DETROIT – Voter suppression in the United States is American as apple pie. From only allowing white men and freed African-American slaves in four states who owned property to vote in the late 1700s, to denying the basic right to all women up until 1920.
Even with African-Americans having the right to vote in the U.S., voter intimidation and Jim Crow voting laws continued to suppress the black vote. Poll taxes and literacy tests were instituted to stop poor and uneducated blacks from voting.
Still, in 2018, people of color in the south are experiencing voter suppression in the race for governor in Georgia. Candidate and secretary of state Brian Kemp, who is white, has invoked the so-called exact-match law to suspend 53,000 voter-registration applications, for infractions as minor as a hyphen missing from a surname. He is running against Democrat, Stacey Abrams, the former minority leader of the state House of Representatives — who, if she wins, will be the first black female governor in the country.
The Detroit Branch of the NAACP is fighting against voter suppression in its region by launching a campaign titled, ‘Take Your Soles To The Polls.’ In partnership with AARP, the City of Detroit, Wayne County, and community leaders, the initiative is an effort to increase and motivate the voter turnout for the general election on November 6.
“It is blasphemous and does not speak well of our nation,” Detroit Chapter of the NAACP president Reverend Wendell Anthony said on voter suppression. “We are better than this. You heard the president of the United States say he is for voter identification. That’s a dog whistle for suppressing the vote. It’s wrong and that’s why we are here: to promote the vote and tell people to take their soles to the polls.”
From now through election day, the Detroit NAACP will be engaged with voters and community organizers to encourage residents to exercise their vote. The branch will continue to knock on doors and make personal visits to residents in areas with high voter registration, but low voter turnout.
Saturday, October 27, the Detroit NCAAP will canvas both the west and east sides of Detroit to spread awareness of election day and why the black vote matters in this year’s election. The westside location will be at 17227 West Seven Mile and Galilee Baptist Church at 5251 East Outer Drive will serve as the eastside location.
Three days before the election, Detroit NAACP canvassers will meet at the branch’s headquarters at 8220 Second Avenue, and at the McDonald’s on Mack Avenue and Conner. They will knock doors from 12 noon-4 p.m. on both days.
“The average person might question where they matter during election time,” said Mayor Mike Duggan. “But on election day, it doesn’t matter the size of your wallet. Everybody’s voice counts exactly the same and it is critical that we get the residents of this city out to vote. I am pleased to support Rev.

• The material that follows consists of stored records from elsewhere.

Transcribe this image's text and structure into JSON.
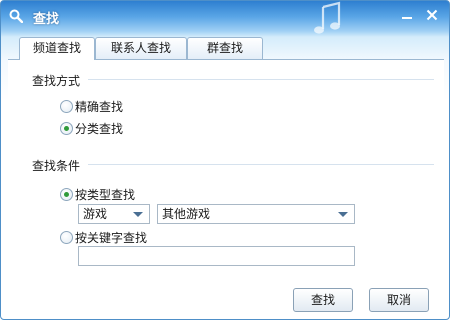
{
  "window": {
    "title": "查找",
    "icons": {
      "title": "search-icon",
      "decoration": "music-note-icon",
      "minimize": "minimize-icon",
      "close": "close-icon"
    }
  },
  "tabs": [
    {
      "label": "频道查找",
      "active": true
    },
    {
      "label": "联系人查找",
      "active": false
    },
    {
      "label": "群查找",
      "active": false
    }
  ],
  "search_mode": {
    "title": "查找方式",
    "options": [
      {
        "label": "精确查找",
        "checked": false
      },
      {
        "label": "分类查找",
        "checked": true
      }
    ]
  },
  "conditions": {
    "title": "查找条件",
    "by_type": {
      "label": "按类型查找",
      "checked": true
    },
    "category_select": {
      "value": "游戏"
    },
    "subcategory_select": {
      "value": "其他游戏"
    },
    "by_keyword": {
      "label": "按关键字查找",
      "checked": false
    },
    "keyword_input": {
      "value": ""
    }
  },
  "buttons": {
    "search": "查找",
    "cancel": "取消"
  },
  "colors": {
    "accent": "#2e7fd0",
    "radio_checked": "#2f9a3a"
  }
}
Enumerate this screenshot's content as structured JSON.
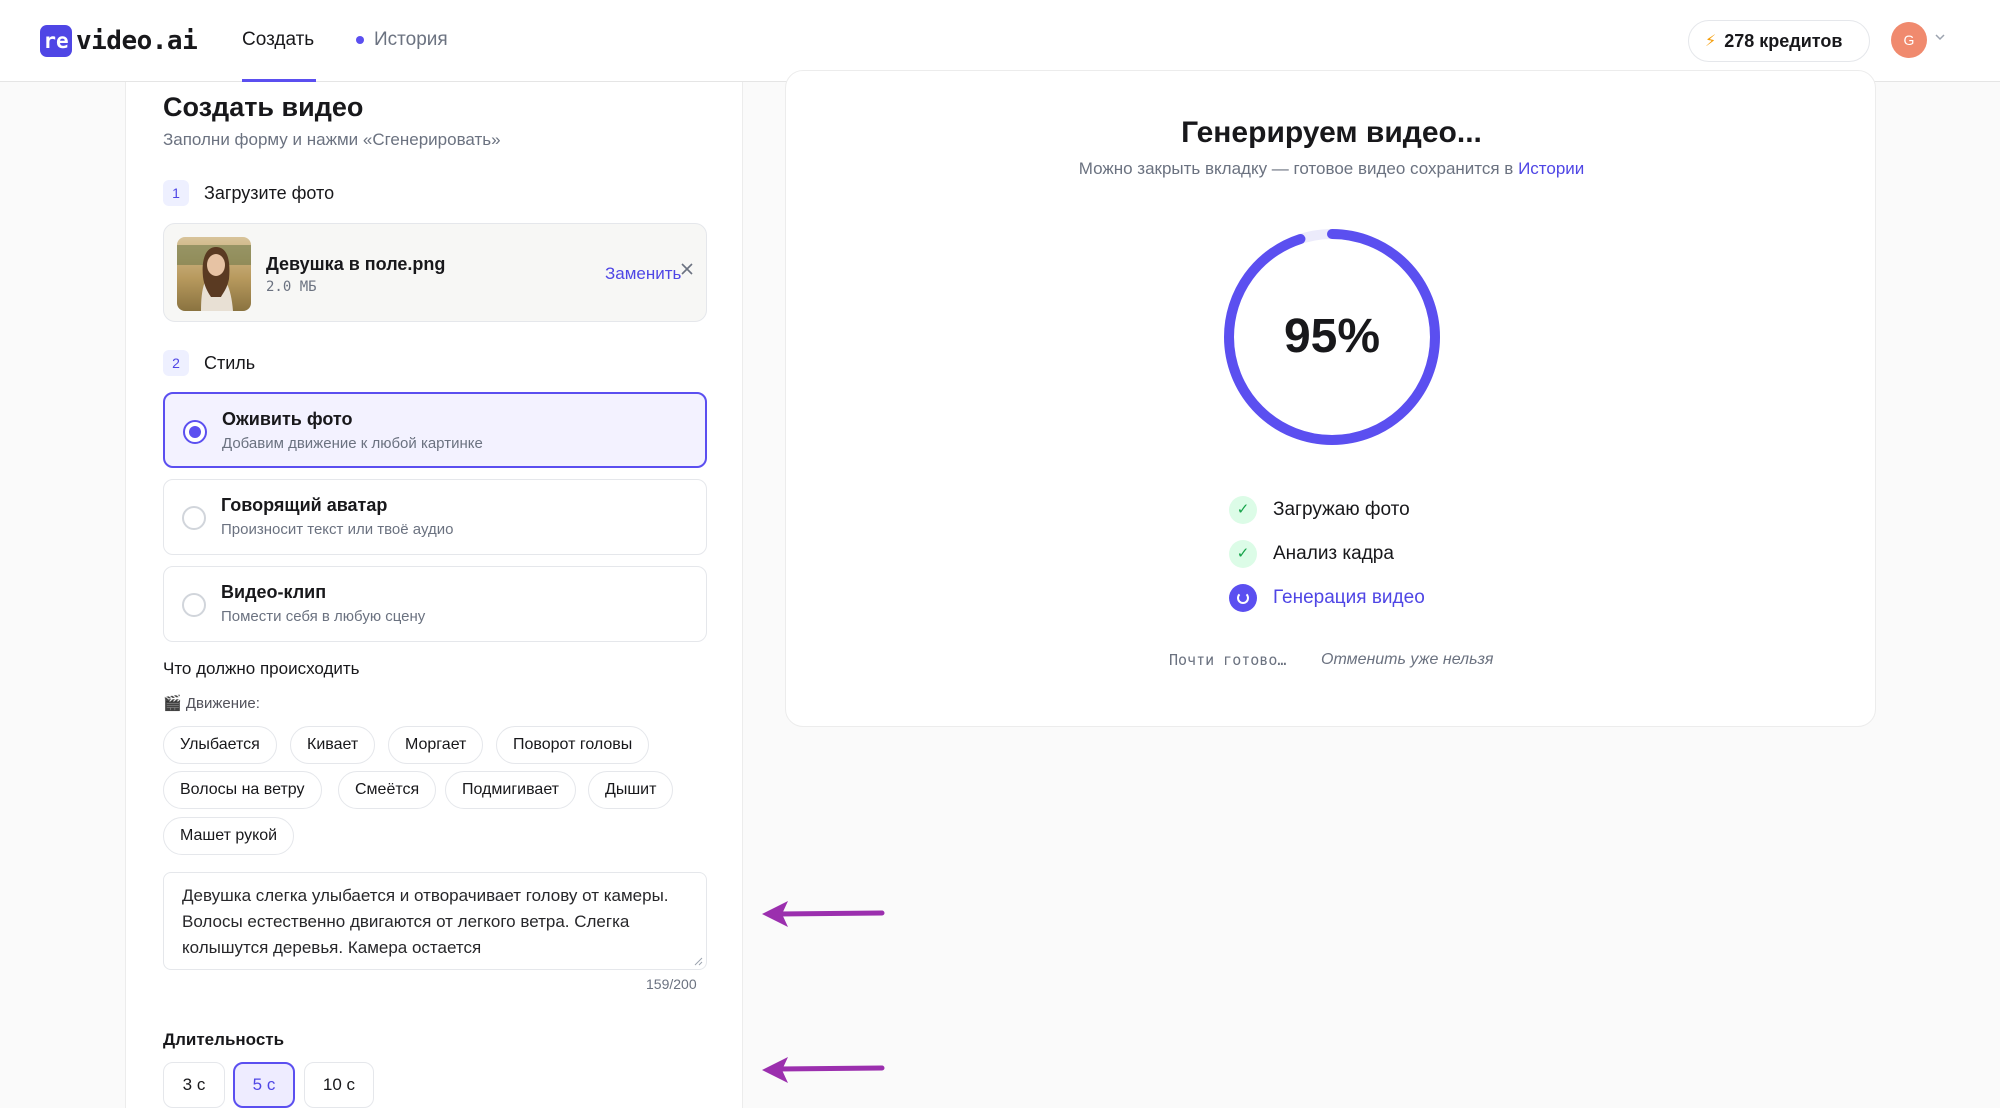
{
  "header": {
    "logo_mark": "re",
    "logo_text": "video.ai",
    "nav": [
      {
        "label": "Создать",
        "active": true
      },
      {
        "label": "История",
        "active": false
      }
    ],
    "credits": "278 кредитов",
    "avatar_initial": "G"
  },
  "form": {
    "title": "Создать видео",
    "subtitle": "Заполни форму и нажми «Сгенерировать»",
    "step1": {
      "number": "1",
      "label": "Загрузите фото"
    },
    "file": {
      "name": "Девушка в поле.png",
      "size": "2.0 МБ",
      "replace_label": "Заменить"
    },
    "step2": {
      "number": "2",
      "label": "Стиль"
    },
    "styles": [
      {
        "title": "Оживить фото",
        "desc": "Добавим движение к любой картинке",
        "selected": true
      },
      {
        "title": "Говорящий аватар",
        "desc": "Произносит текст или твоё аудио",
        "selected": false
      },
      {
        "title": "Видео-клип",
        "desc": "Помести себя в любую сцену",
        "selected": false
      }
    ],
    "prompt_label": "Что должно происходить",
    "motion_label": "🎬 Движение:",
    "chips": [
      "Улыбается",
      "Кивает",
      "Моргает",
      "Поворот головы",
      "Волосы на ветру",
      "Смеётся",
      "Подмигивает",
      "Дышит",
      "Машет рукой"
    ],
    "prompt_text": "Девушка слегка улыбается и отворачивает голову от камеры. Волосы естественно двигаются от легкого ветра. Слегка колышутся деревья. Камера остается",
    "counter": "159/200",
    "duration_label": "Длительность",
    "durations": [
      {
        "label": "3 с",
        "selected": false
      },
      {
        "label": "5 с",
        "selected": true
      },
      {
        "label": "10 с",
        "selected": false
      }
    ]
  },
  "progress": {
    "title": "Генерируем видео...",
    "subtitle_text": "Можно закрыть вкладку — готовое видео сохранится в ",
    "subtitle_link": "Истории",
    "percent_label": "95%",
    "percent_value": 0.95,
    "steps": [
      {
        "label": "Загружаю фото",
        "status": "done"
      },
      {
        "label": "Анализ кадра",
        "status": "done"
      },
      {
        "label": "Генерация видео",
        "status": "active"
      }
    ],
    "status_text": "Почти готово…",
    "cancel_text": "Отменить уже нельзя"
  },
  "colors": {
    "accent": "#5b4ff0",
    "accent_text": "#4f46e5",
    "success": "#16a34a",
    "annotation_arrow": "#9b2fae"
  }
}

Anthony and the Detroit NAACP in declaring November 4, “Take Your Soles to The Polls Sunday” throughout the City of Detroit.”
The Detroit NAACP also garnered support from Wayne County Executive Warren C. Evans. Detroit is the largest city in the state, in the largest county in Michigan. There are over 1.7 million people throughout the 43 communities of the county, 40 percent who are African-American.
“There is nothing more important than us voting on November 6,” said Evans. “We are trying to get the energy up to vote and it almost seems strange that you would have to get the energy up during this important time. But I think there is a certain amount of lethargy that comes from all the misinformation that people hear on a regular basis and the feeling they have about the direction of this country. We fight that by going to the polls.”
Voting rights are under attack nationwide as states pass voter suppression laws. These laws lead to significant burdens for eligible voters trying to exercise their most fundamental constitutional right. Over the past 10 years, states across the country have passed measures to make it harder for Americans—particularly black people, the elderly, students, and people with disabilities—to exercise their fundamental right to cast a ballot. These measures include cuts to early voting, voter ID laws, and purges of voter rolls. The Detroit NAACP has served people of color in the city since 1912 and plans to continue fighting for the right and opportunity to vote November 6 for black Detroiters.
“If people are doing the wrong thing (on election day), we want to know,” said Rev. Anthony said possible voter suppression methods in Detroit. “You can call the branch at 313-871-2087. We have lawyers and we don’t mind taking people to court. We will sue you if in fact people are doing the wrong thing. That’s through our Voter’s Protection efforts. We’ve come too far to turn back now.”